La mañana del día en que ocurrieron los sucesos que vamos a relatar, Maurice había ido al tribunal revolucionario. Lorin dormía; le despertó el alboroto producido en la puerta por voces de mujer y culatas de fusil. Echó una ojeada a su alrededor para convencerse de que no había a la vista nada comprometedor. Al mismo tiempo, entró en la casa un comisario seguido de varios hombres. El comisario le dijo que se le detenía por sospechoso y le preguntó dónde estaba su amigo Maurice.
—En su casa, probablemente —contestó Lorin.
—No; él vive aquí. Aquí está la denuncia, que es explícita.
Y el comisario mostró a Lorin un papel con una horrible letra y una ortografía enigmática. En el papel decía que cada mañana se veía al ciudadano Lindey, sospechoso y bajo orden de detención, salir de casa del ciudadano Lorin. La denuncia estaba firmada por Simon.
—¡Ah, ya! —dijo Lorin—. Este remendón perderá práctica si ejerce dos oficios a la vez. ¡Soplón y zapatero! Es un César este señor Simon… —y estalló en risas.
—¿Dónde está el ciudadano Maurice? —dijo el comisario—. Te apremiamos a entregarle.

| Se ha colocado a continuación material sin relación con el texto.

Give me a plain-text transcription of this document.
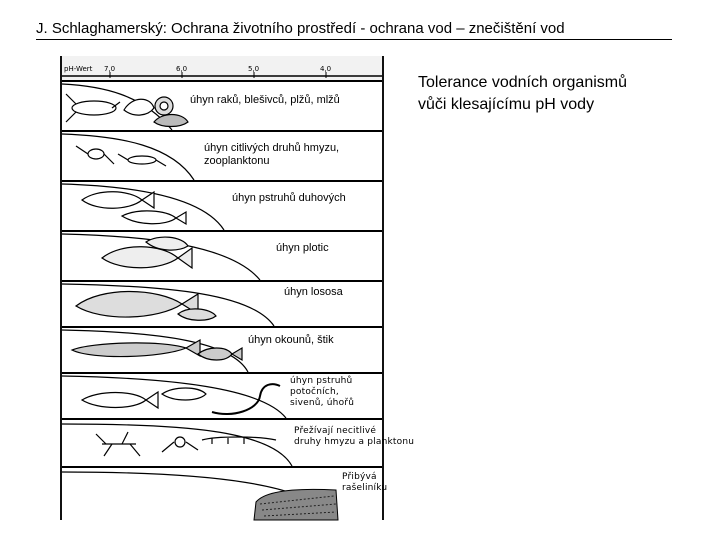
J. Schlaghamerský: Ochrana životního prostředí - ochrana vod – znečištění vod
Tolerance vodních organismů
vůči klesajícímu pH vody
pH-Wert 7,0	6,0	5,0	4,0
úhyn raků, blešivců, plžů, mlžů
úhyn citlivých druhů hmyzu,
zooplanktonu
úhyn pstruhů duhových
úhyn plotic
úhyn lososa
úhyn okounů, štik
úhyn pstruhů
potočních,
sivenů, úhořů
Přežívají necitlivé
druhy hmyzu a planktonu
Přibývá
rašeliníku
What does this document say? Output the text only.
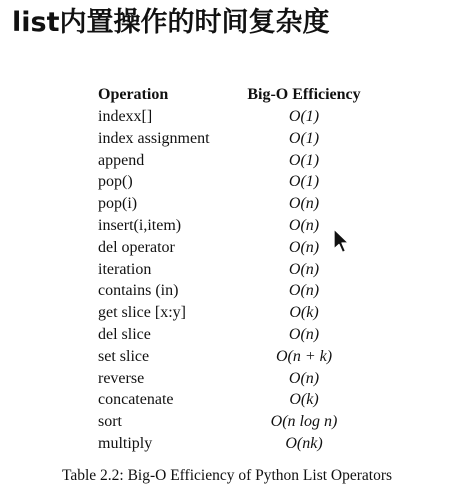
list内置操作的时间复杂度
Operation	Big-O Efficiency
indexx[]	O(1)
index assignment	O(1)
append	O(1)
pop()	O(1)
pop(i)	O(n)
insert(i,item)	O(n)
del operator	O(n)
iteration	O(n)
contains (in)	O(n)
get slice [x:y]	O(k)
del slice	O(n)
set slice	O(n + k)
reverse	O(n)
concatenate	O(k)
sort	O(n log n)
multiply	O(nk)

Table 2.2: Big-O Efficiency of Python List Operators
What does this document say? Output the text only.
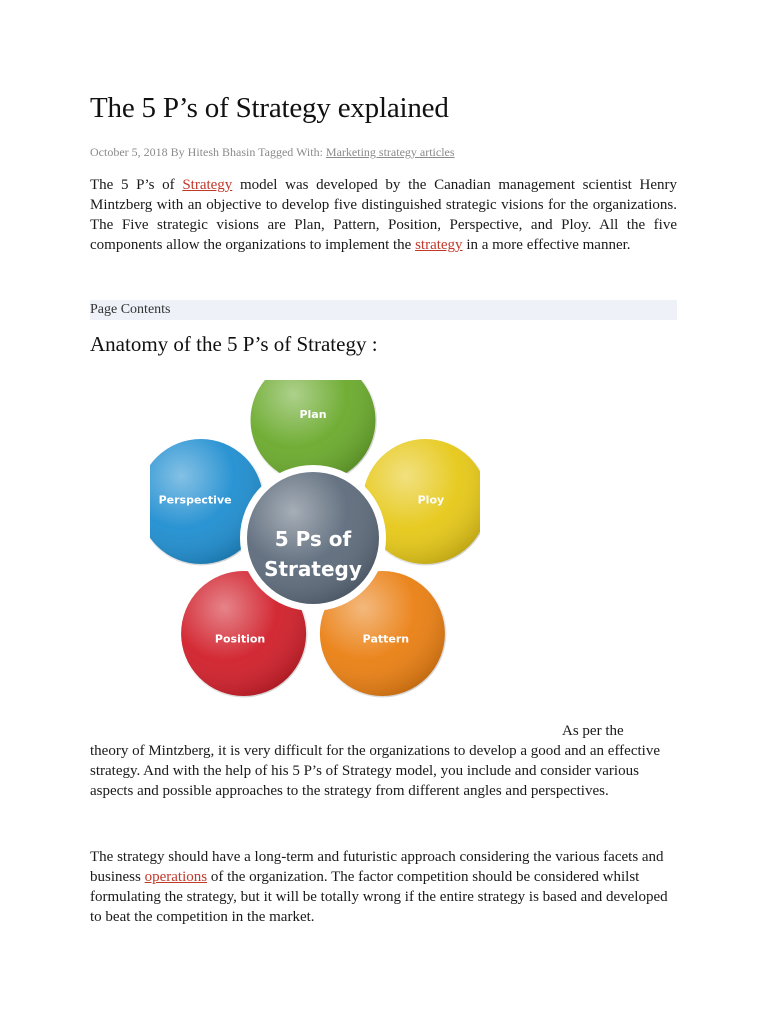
The 5 P’s of Strategy explained
October 5, 2018 By Hitesh Bhasin Tagged With: Marketing strategy articles

The 5 P’s of Strategy model was developed by the Canadian management scientist Henry Mintzberg with an objective to develop five distinguished strategic visions for the organizations. The Five strategic visions are Plan, Pattern, Position, Perspective, and Ploy. All the five components allow the organizations to implement the strategy in a more effective manner.

Page Contents
Anatomy of the 5 P’s of Strategy :
Plan
Ploy
Pattern
Position
Perspective
5 Ps of
Strategy

As per the
theory of Mintzberg, it is very difficult for the organizations to develop a good and an effective strategy. And with the help of his 5 P’s of Strategy model, you include and consider various aspects and possible approaches to the strategy from different angles and perspectives.

The strategy should have a long-term and futuristic approach considering the various facets and business operations of the organization. The factor competition should be considered whilst formulating the strategy, but it will be totally wrong if the entire strategy is based and developed to beat the competition in the market.
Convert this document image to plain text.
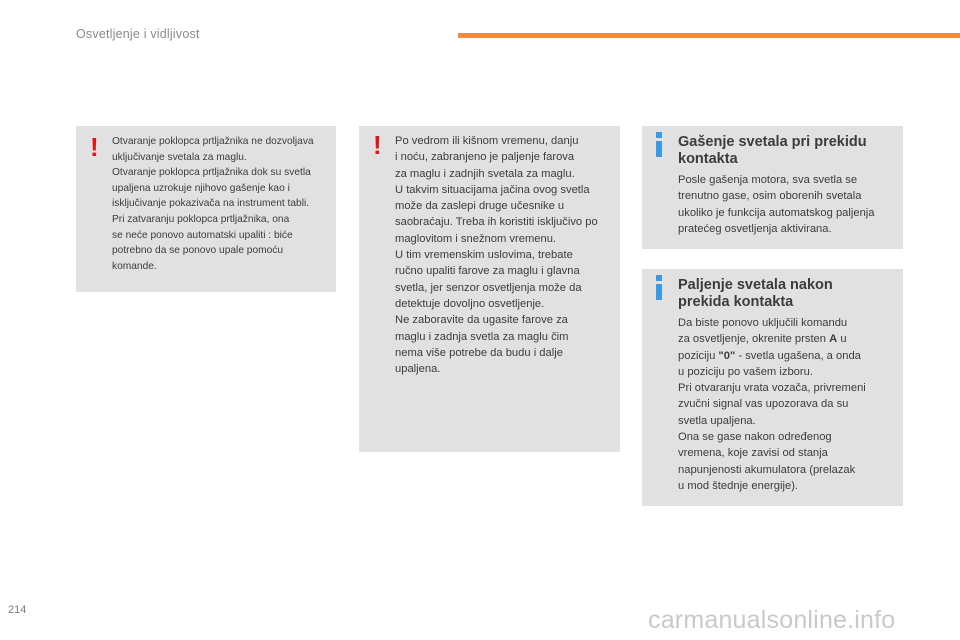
Osvetljenje i vidljivost
! Otvaranje poklopca prtljažnika ne dozvoljava
uključivanje svetala za maglu.
Otvaranje poklopca prtljažnika dok su svetla
upaljena uzrokuje njihovo gašenje kao i
isključivanje pokazivača na instrument tabli.
Pri zatvaranju poklopca prtljažnika, ona
se neće ponovo automatski upaliti : biće
potrebno da se ponovo upale pomoću
komande.
! Po vedrom ili kišnom vremenu, danju
i noću, zabranjeno je paljenje farova
za maglu i zadnjih svetala za maglu.
U takvim situacijama jačina ovog svetla
može da zaslepi druge učesnike u
saobraćaju. Treba ih koristiti isključivo po
maglovitom i snežnom vremenu.
U tim vremenskim uslovima, trebate
ručno upaliti farove za maglu i glavna
svetla, jer senzor osvetljenja može da
detektuje dovoljno osvetljenje.
Ne zaboravite da ugasite farove za
maglu i zadnja svetla za maglu čim
nema više potrebe da budu i dalje
upaljena.
Gašenje svetala pri prekidu
kontakta
Posle gašenja motora, sva svetla se
trenutno gase, osim oborenih svetala
ukoliko je funkcija automatskog paljenja
pratećeg osvetljenja aktivirana.
Paljenje svetala nakon
prekida kontakta
Da biste ponovo uključili komandu
za osvetljenje, okrenite prsten A u
poziciju "0" - svetla ugašena, a onda
u poziciju po vašem izboru.
Pri otvaranju vrata vozača, privremeni
zvučni signal vas upozorava da su
svetla upaljena.
Ona se gase nakon određenog
vremena, koje zavisi od stanja
napunjenosti akumulatora (prelazak
u mod štednje energije).
214	carmanualsonline.info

—Ya he dicho que no está aquí.
El comisario pasó a la habitación de al lado, luego subió a un pequeño desván que ocupaba el criado de Lorin; pero no encontró la menor huella de Maurice. Pero, en la mesa del comedor, atrajo su atención una carta recién escrita; era de Maurice y decía:
Desayuna sin mí. Voy al tribunal y no volveré hasta la noche.
Lorin pidió permiso para que viniera su criado y le ayudara a vestirse; quería que este se enterara de todo para que pudiera contárselo a Maurice.
El criado bajó de su desván y ayudó a su señor.
—Ahora, ciudadanos, estoy dispuesto a seguirles. Pero déjenme llevarme el último volumen de las Cartas a Emili del señor Demoustier, que acaban de aparecer y todavía no he leído; esto hará más atractivas las molestias de mi cautividad.
—¿Tu cautividad? —dijo Simon—. No será muy larga: figuras en el proceso de la mujer que ha querido libertar a la austriaca. Se la juzga hoy… a ti se te juzgará mañana, cuando hayas testimoniado.
—Zapatero —dijo Lorin con gravedad—, coses tus suelas demasiado de prisa.
—Sí. Pero ya verás qué bonita cuchillada, hermoso granadero —dijo Simon, con una horrible sonrisa.
Lorin levantó los hombros y dijo:
—¿Partimos? Les estoy esperando.
Y como todos se dieron la vuelta para bajar la escalera, Lorin dio a Simon una vigorosa patada, que le hizo bajar rodando entre aullidos.
Los guardias no pudieron contener la risa. Lorin se metió las manos en los bolsillos.
—¡En el ejercicio de mis funciones! —dijo Simon, lívido de cólera.
—¡Diablo! —respondió Lorin—. ¿Es que no estamos todos en el ejercicio de nuestras funciones?
Le hicieron subir a un coche y el comisario le condujo al palacio de justicia.